Gebe ich meiner Ex noch eine Chance?

S04 Schalke-Boss Clemens Tönnies
"Dann würden die Afrikaner aufhören, Bäume zu fällen, und sie hören auf, wenn's dunkel ist, Kinder zu produzieren" - mit diesem Zitat erzürnte Tönnies die FansBild: picture-alliance/G. Kirchner

Es ist einfach genug. Eine rassistische Entgleisung des Aufsichtsratsvorsitzenden Clemens Tönnies, eine flapsige Entschuldigung ohne Konsequenzen, von Business-Kaspern entworfene Marketing-Kampagnen, forcierte Pläne einer Ausgliederung von demselben Menschen, die den Karren finanziell in den Dreck gefahren haben, angesichts der Corona-Krise lächerliche Gehaltseinsparungen der Spieler, Abschenken der Europa League etliche Spieltage vor Schluss, ein ehemaliger Stasi-Major im Aufsichtsrat, ein unwürdiger Abgang des langjährigen Pressesprechers, Rauswurf von 24 Busfahrern, die auf 450 Euro-Basis gearbeitet haben und als absolute Krönung, der Härtefallantrag: Schalke war der einzige Club der Liga, der seinen treuesten Fans nicht das Geld für die durch die Corona-Krise entgangenen Spiele zurückzahlen wollte - wenn ja, sollten die Anhänger, denen der Verein Geld schuldet, mit Dokumenten nachweisen, wie dreckig es ihnen geht. Es ist nur noch unwürdig und zum Fremdschämen.

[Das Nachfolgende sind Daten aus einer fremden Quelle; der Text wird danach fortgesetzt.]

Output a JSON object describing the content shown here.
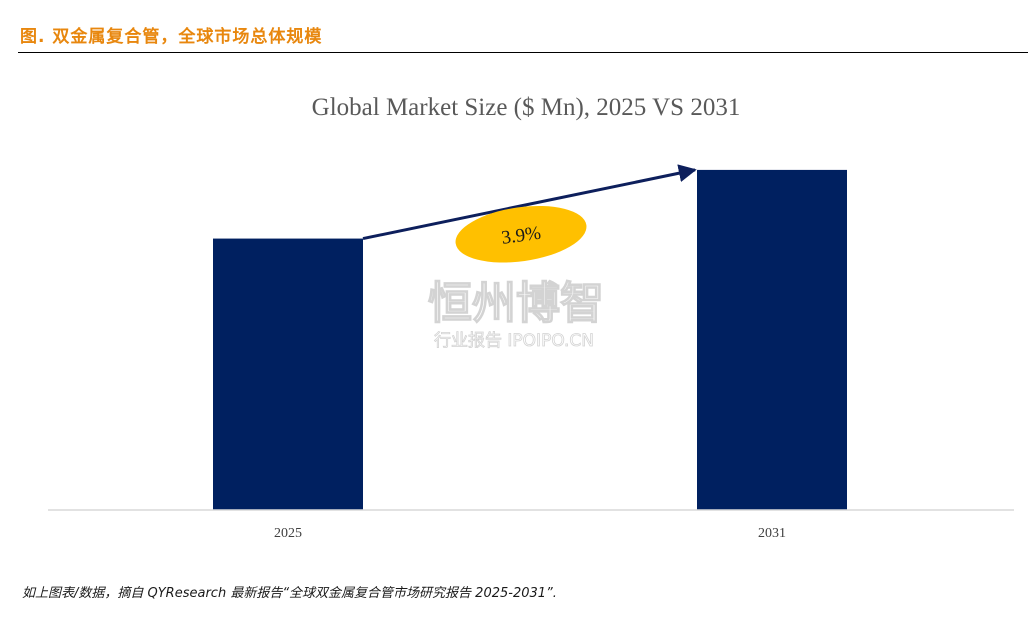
{
  "header": {
    "label": "图.  双金属复合管，全球市场总体规模",
    "color": "#E8870E"
  },
  "footnote": {
    "text": "如上图表/数据，摘自 QYResearch 最新报告“全球双金属复合管市场研究报告 2025-2031”."
  },
  "watermark": {
    "main": "恒州博智",
    "sub": "行业报告 IPOIPO.CN"
  },
  "colors": {
    "bar": "#002060",
    "arrow": "#0D1F5C",
    "ellipse": "#FFC000",
    "axis": "#D9D9D9"
  },
  "chart_data": {
    "type": "bar",
    "title": "Global Market Size ($ Mn), 2025 VS 2031",
    "categories": [
      "2025",
      "2031"
    ],
    "values": [
      100,
      125.3
    ],
    "ylim": [
      0,
      140
    ],
    "grid": false,
    "annotation": {
      "label": "3.9%",
      "kind": "growth-arrow"
    }
  }
}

Samstag fahre ich übrigens wieder auf Schalke. In Gelsenkirchen ist zwar kein Spiel, aber eine Demonstration all' derjenigen, welche die Schnauze voll haben von denen, die nicht verstehen, wofür Schalke wirklich steht. Das alte Schalke erhebt sich. Pünktlich zum Anpfiff, um 15.30 Uhr. Und vielleicht - ganz vielleicht - gebe ich meiner Verflossenen ja noch eine Chance.